During the years spent in Poland Reverend Crath must have given the idea of growing hardy walnuts in Ontario and the Northern States considerable thought. He examined trees and nuts wherever he went; and continued gathering information each year. When I first met him I could see he had given walnut growing a great deal of study. He had great faith in his idea, and when leaving on his expedition 1934 he felt he was on a great mission. It should be remembered he made this arduous trip without pay and that he made very little money from the sale of walnut seeds or trees. No one did for that matter. It is also significant that in bringing these Carpathian walnuts out of Poland at that time, 1934, he did something that could never be done again. The trees he saw then probably went into rifle butts for use in World War II. The introduction of these walnuts into Ontario, met with varied success. Many bought them on a trial basis and were eventually rewarded; some looked on with skepticism and ridicule and a few thought that the growing of walnuts in Ontario was impossible. The intervening years, however, have brought forth a different picture. These seedling walnut trees are now bearing in Ontario and as late Reverend Crath predicted more than half of them are producing fair to good quality nuts. This is also true in the United States. In Ontario they grow well in the commercial apple districts and with variations mature nuts fully in 90 to 120 days (between Sept. 15 to October 15.) All of the best varieties should now be propagated by grafting to produce hundreds of hardy Crath Carpathian walnut trees. This project should always be one of the foremost with the members of the Northern Nut Growers Association. Twenty years from now and later, the number of hardy walnut trees producing nuts (Crath strain) should make a living monument to this obscure missionary—Rev. Paul C. Crath.

PRESIDENT BEST: Thank you very much, Mr. Devitt, for this very intriguing story. Truth is sometimes stranger than fiction. And we want to keep in touch with you, and we want to keep hearing from you, because you have got a big job to do yet.

MR. DEVITT: There is only one thing, ladies and gentlemen: I don't want to run into 5,000 letters to answer. Keep my name out of this. That is my walking-out request now. That's the story. I am going to continue to keep collecting samples. I hope some day to have a number myself of the best, and I might come back again sometime.

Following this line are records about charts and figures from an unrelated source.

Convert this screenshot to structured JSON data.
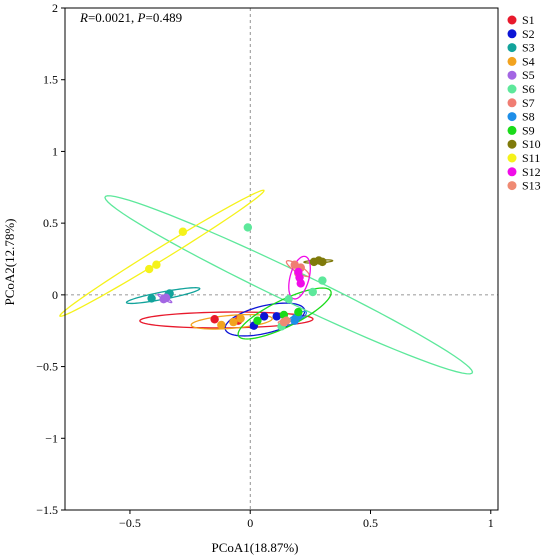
{
  "chart_data": {
    "type": "scatter",
    "annotation": {
      "R_label": "R",
      "R_value": "=0.0021, ",
      "P_label": "P",
      "P_value": "=0.489"
    },
    "xlabel": "PCoA1(18.87%)",
    "ylabel": "PCoA2(12.78%)",
    "xlim": [
      -0.77,
      1.03
    ],
    "ylim": [
      -1.5,
      2.0
    ],
    "xticks": [
      -0.5,
      0,
      0.5,
      1
    ],
    "xtick_labels": [
      "−0.5",
      "0",
      "0.5",
      "1"
    ],
    "yticks": [
      -1.5,
      -1,
      -0.5,
      0,
      0.5,
      1,
      1.5,
      2
    ],
    "ytick_labels": [
      "−1.5",
      "−1",
      "−0.5",
      "0",
      "0.5",
      "1",
      "1.5",
      "2"
    ],
    "reference_lines": {
      "x": 0,
      "y": 0,
      "style": "dashed"
    },
    "legend_position": "right",
    "series": [
      {
        "name": "S1",
        "color": "#e8192c",
        "points": [
          [
            -0.148,
            -0.17
          ],
          [
            -0.05,
            -0.18
          ],
          [
            -0.045,
            -0.17
          ]
        ],
        "ellipse": {
          "cx": -0.099,
          "cy": -0.175,
          "rx": 0.36,
          "ry": 0.055,
          "angle": 1.0
        }
      },
      {
        "name": "S2",
        "color": "#0c15d6",
        "points": [
          [
            0.015,
            -0.215
          ],
          [
            0.058,
            -0.15
          ],
          [
            0.11,
            -0.15
          ]
        ],
        "ellipse": {
          "cx": 0.061,
          "cy": -0.172,
          "rx": 0.18,
          "ry": 0.09,
          "angle": 27.0
        }
      },
      {
        "name": "S3",
        "color": "#12a39b",
        "points": [
          [
            -0.41,
            -0.025
          ],
          [
            -0.335,
            0.01
          ],
          [
            -0.34,
            -0.0
          ]
        ],
        "ellipse": {
          "cx": -0.362,
          "cy": -0.005,
          "rx": 0.16,
          "ry": 0.025,
          "angle": 18.0
        }
      },
      {
        "name": "S4",
        "color": "#f2a31f",
        "points": [
          [
            -0.12,
            -0.21
          ],
          [
            -0.07,
            -0.19
          ],
          [
            -0.04,
            -0.165
          ]
        ],
        "ellipse": {
          "cx": -0.077,
          "cy": -0.188,
          "rx": 0.17,
          "ry": 0.045,
          "angle": 8.0
        }
      },
      {
        "name": "S5",
        "color": "#a366e3",
        "points": [
          [
            -0.36,
            -0.03
          ],
          [
            -0.35,
            -0.02
          ]
        ],
        "ellipse": {
          "cx": -0.355,
          "cy": -0.025,
          "rx": 0.04,
          "ry": 0.008,
          "angle": -45.0
        }
      },
      {
        "name": "S6",
        "color": "#5de89b",
        "points": [
          [
            -0.01,
            0.47
          ],
          [
            0.3,
            0.1
          ],
          [
            0.26,
            0.02
          ],
          [
            0.16,
            -0.03
          ],
          [
            0.13,
            -0.22
          ]
        ],
        "ellipse": {
          "cx": 0.16,
          "cy": 0.07,
          "rx": 0.98,
          "ry": 0.095,
          "angle": -39.0
        }
      },
      {
        "name": "S7",
        "color": "#f07d73",
        "points": [
          [
            0.185,
            0.21
          ],
          [
            0.21,
            0.19
          ],
          [
            0.2,
            0.15
          ]
        ],
        "ellipse": {
          "cx": 0.198,
          "cy": 0.183,
          "rx": 0.07,
          "ry": 0.02,
          "angle": -50.0
        }
      },
      {
        "name": "S8",
        "color": "#1e8ee8",
        "points": [
          [
            0.185,
            -0.18
          ],
          [
            0.19,
            -0.16
          ],
          [
            0.2,
            -0.15
          ]
        ],
        "ellipse": {
          "cx": 0.192,
          "cy": -0.163,
          "rx": 0.06,
          "ry": 0.02,
          "angle": 50.0
        }
      },
      {
        "name": "S9",
        "color": "#1adb1a",
        "points": [
          [
            0.03,
            -0.18
          ],
          [
            0.14,
            -0.14
          ],
          [
            0.2,
            -0.12
          ]
        ],
        "ellipse": {
          "cx": 0.143,
          "cy": -0.13,
          "rx": 0.25,
          "ry": 0.08,
          "angle": 42.0
        }
      },
      {
        "name": "S10",
        "color": "#7f7a0a",
        "points": [
          [
            0.265,
            0.23
          ],
          [
            0.285,
            0.24
          ],
          [
            0.3,
            0.23
          ]
        ],
        "ellipse": {
          "cx": 0.283,
          "cy": 0.233,
          "rx": 0.06,
          "ry": 0.01,
          "angle": 5.0
        }
      },
      {
        "name": "S11",
        "color": "#f5f21a",
        "points": [
          [
            -0.42,
            0.18
          ],
          [
            -0.39,
            0.21
          ],
          [
            -0.28,
            0.44
          ]
        ],
        "ellipse": {
          "cx": -0.367,
          "cy": 0.29,
          "rx": 0.61,
          "ry": 0.035,
          "angle": 46.0
        }
      },
      {
        "name": "S12",
        "color": "#f00ce8",
        "points": [
          [
            0.2,
            0.16
          ],
          [
            0.205,
            0.12
          ],
          [
            0.21,
            0.08
          ]
        ],
        "ellipse": {
          "cx": 0.205,
          "cy": 0.12,
          "rx": 0.15,
          "ry": 0.04,
          "angle": 82.0
        }
      },
      {
        "name": "S13",
        "color": "#ef8a73",
        "points": [
          [
            0.15,
            -0.18
          ],
          [
            0.14,
            -0.19
          ]
        ],
        "ellipse": {
          "cx": 0.145,
          "cy": -0.185,
          "rx": 0.03,
          "ry": 0.012,
          "angle": 20.0
        }
      }
    ]
  }
}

I can't say every year; circumstances may be that I can't come. However, it's been a great pleasure for me to be here. I have wanted to come for 20 years, and I thought this year that I should come, because I am on this special mission of Reverend Crath's. Now you know what's going on in Ontario.

MR. SLATE: Mr. Chairman, I think the Association will answer the 5,000 letters, if he will ask.

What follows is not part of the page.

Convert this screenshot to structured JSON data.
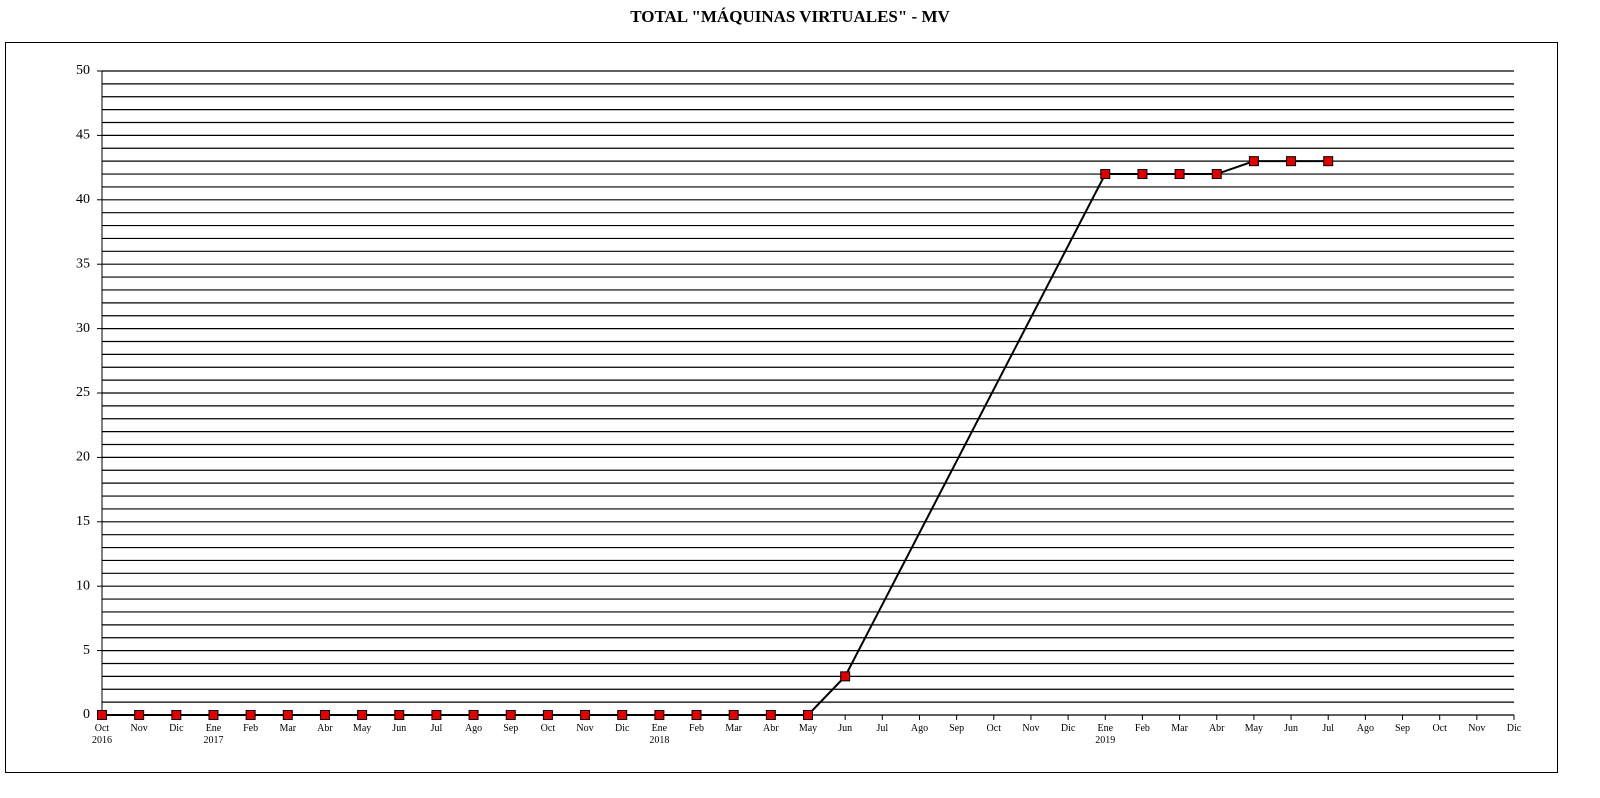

MR. DEVITT: I didn't ask. Are there any questions?

DR. MCKAY: I'd like to ask a question. Was any scion wood ever brought over?

MR. DEVITT: There was some scion wood brought over by the Reverend Crath in the spring of 1935, and it was brought over on the boat. I remember in those years only one that grew on a tree belonging to Mr. Corsan. I don't think the other scion wood proved any good at all.

MR. STOKE: I got a little of that scion wood, and it had been waxed. The bark was nice and green, but the buds were dead.

MR. CALDWELL: Do you have a plantation of young, producing trees?

MR. DEVITT: No. My place, where I had those trees is now $3 million worth of buildings on 15 acres. You'd be looking down a street. They moved in in 1944, and built up 15 acres where I had one acre in the 15.